See https://github.com/XuehaiPan/nvitop for more details.

Note: nvitop is dual-licensed by the GPLv3 License and Apache-2.0 License. Please feel free to use it as a dependency for your own projects. See Copyright Notice for more details.

Answered By: Xuehai Pan

you can use "GPU Dashboards in Jupyter Lab"

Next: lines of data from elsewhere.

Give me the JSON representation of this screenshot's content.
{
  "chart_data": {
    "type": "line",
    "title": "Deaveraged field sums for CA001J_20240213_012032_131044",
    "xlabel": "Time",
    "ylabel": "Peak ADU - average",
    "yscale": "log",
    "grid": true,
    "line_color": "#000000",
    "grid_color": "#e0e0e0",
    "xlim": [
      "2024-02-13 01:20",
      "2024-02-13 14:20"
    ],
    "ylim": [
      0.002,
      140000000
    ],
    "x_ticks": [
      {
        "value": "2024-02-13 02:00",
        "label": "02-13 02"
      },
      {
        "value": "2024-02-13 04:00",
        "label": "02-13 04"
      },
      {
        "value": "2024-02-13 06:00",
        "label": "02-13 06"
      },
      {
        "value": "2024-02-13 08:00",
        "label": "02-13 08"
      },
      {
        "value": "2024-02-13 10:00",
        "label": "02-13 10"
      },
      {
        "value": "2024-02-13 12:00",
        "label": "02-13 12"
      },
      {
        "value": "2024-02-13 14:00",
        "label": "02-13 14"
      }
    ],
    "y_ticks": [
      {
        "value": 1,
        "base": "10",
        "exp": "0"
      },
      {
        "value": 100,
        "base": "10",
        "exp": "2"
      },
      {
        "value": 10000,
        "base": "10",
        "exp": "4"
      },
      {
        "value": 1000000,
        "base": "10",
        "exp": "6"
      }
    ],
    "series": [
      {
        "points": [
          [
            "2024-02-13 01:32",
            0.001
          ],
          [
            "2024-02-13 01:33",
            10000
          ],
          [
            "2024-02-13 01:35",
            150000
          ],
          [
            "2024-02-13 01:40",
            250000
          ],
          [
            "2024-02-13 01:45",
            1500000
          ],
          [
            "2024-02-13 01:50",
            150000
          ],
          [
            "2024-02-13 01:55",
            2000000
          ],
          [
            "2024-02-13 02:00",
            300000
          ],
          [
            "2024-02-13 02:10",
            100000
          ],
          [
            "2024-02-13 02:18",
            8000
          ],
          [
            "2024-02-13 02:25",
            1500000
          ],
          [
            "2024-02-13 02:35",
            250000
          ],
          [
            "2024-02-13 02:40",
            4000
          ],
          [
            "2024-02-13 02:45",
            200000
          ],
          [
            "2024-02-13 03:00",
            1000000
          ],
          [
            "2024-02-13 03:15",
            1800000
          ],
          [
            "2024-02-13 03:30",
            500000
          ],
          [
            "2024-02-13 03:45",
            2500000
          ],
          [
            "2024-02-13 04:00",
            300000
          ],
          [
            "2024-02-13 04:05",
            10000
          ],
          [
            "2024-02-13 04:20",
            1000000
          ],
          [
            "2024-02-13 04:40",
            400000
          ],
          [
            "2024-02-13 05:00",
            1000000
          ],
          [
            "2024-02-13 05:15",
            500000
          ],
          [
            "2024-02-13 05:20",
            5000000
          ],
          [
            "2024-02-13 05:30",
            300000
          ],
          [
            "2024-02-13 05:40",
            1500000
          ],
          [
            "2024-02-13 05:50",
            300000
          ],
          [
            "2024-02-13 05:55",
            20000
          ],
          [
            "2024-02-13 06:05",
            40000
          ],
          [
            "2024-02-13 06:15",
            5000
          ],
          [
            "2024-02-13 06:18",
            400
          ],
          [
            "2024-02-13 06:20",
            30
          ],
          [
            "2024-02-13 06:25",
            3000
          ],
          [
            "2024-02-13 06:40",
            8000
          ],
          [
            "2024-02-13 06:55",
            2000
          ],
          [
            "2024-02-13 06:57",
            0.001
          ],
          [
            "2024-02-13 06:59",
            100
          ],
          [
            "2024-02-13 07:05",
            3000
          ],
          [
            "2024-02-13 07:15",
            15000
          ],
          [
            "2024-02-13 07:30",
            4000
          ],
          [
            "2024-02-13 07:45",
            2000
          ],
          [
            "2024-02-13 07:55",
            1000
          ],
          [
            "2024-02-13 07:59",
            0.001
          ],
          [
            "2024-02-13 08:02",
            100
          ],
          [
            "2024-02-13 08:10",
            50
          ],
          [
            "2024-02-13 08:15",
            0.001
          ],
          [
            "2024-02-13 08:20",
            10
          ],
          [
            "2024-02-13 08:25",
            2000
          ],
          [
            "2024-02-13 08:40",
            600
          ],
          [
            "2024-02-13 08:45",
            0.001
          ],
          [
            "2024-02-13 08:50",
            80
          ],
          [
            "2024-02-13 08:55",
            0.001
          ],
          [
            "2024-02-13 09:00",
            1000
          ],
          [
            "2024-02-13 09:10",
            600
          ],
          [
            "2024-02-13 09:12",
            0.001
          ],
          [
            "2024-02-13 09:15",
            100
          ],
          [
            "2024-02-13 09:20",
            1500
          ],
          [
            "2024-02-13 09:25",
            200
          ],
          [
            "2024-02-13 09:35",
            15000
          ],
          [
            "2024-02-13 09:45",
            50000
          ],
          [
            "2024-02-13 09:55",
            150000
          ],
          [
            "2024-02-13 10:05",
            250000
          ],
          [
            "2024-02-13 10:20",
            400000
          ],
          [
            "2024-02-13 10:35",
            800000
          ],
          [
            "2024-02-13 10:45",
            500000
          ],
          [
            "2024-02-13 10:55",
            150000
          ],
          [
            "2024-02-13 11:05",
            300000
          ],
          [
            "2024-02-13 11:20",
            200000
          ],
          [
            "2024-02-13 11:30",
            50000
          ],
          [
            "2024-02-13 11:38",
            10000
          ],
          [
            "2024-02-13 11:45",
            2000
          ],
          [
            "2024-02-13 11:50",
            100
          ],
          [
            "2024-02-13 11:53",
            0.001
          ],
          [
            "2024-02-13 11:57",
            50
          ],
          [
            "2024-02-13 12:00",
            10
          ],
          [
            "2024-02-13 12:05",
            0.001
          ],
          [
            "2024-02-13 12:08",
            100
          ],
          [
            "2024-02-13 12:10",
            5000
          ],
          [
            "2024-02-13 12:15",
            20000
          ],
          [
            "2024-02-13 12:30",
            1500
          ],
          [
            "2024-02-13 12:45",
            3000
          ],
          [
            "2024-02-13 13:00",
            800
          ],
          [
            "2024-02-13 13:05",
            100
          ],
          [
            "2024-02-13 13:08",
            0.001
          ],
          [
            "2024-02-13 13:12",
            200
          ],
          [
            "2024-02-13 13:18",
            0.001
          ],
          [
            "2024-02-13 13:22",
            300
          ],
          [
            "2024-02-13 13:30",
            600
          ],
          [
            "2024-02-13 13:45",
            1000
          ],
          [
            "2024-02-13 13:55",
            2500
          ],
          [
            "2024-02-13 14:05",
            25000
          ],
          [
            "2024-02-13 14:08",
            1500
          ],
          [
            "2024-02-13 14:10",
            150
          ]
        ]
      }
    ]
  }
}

enter image description here
enter image description here

Introduction
NVDashboard is an open-source package for the real-time visualization of NVIDIA GPU metrics in interactive Jupyter Lab environments. NVDashboard is a great way for all GPU users to monitor system resources. However, it is especially valuable for users of RAPIDS, NVIDIA’s open-source suite of GPU-accelerated data-science software libraries.ref

Answered By: Morteza M

To monitor GPU usage in real-time, you can use the nvidia-smi command with the –loop option on systems with NVIDIA GPUs. Open a terminal and run the following command:

nvidia-smi --query-gpu=timestamp,name,utilization.gpu,utilization.memory,memory.total,memory.free,memory.used --format=csv --loop=1

This command will display GPU usage information in real-time with a refresh interval of 1 second (you can change the interval by modifying the value after –loop=). The displayed information includes timestamp, GPU name, GPU utilization, memory utilization, total memory, free memory, and used memory.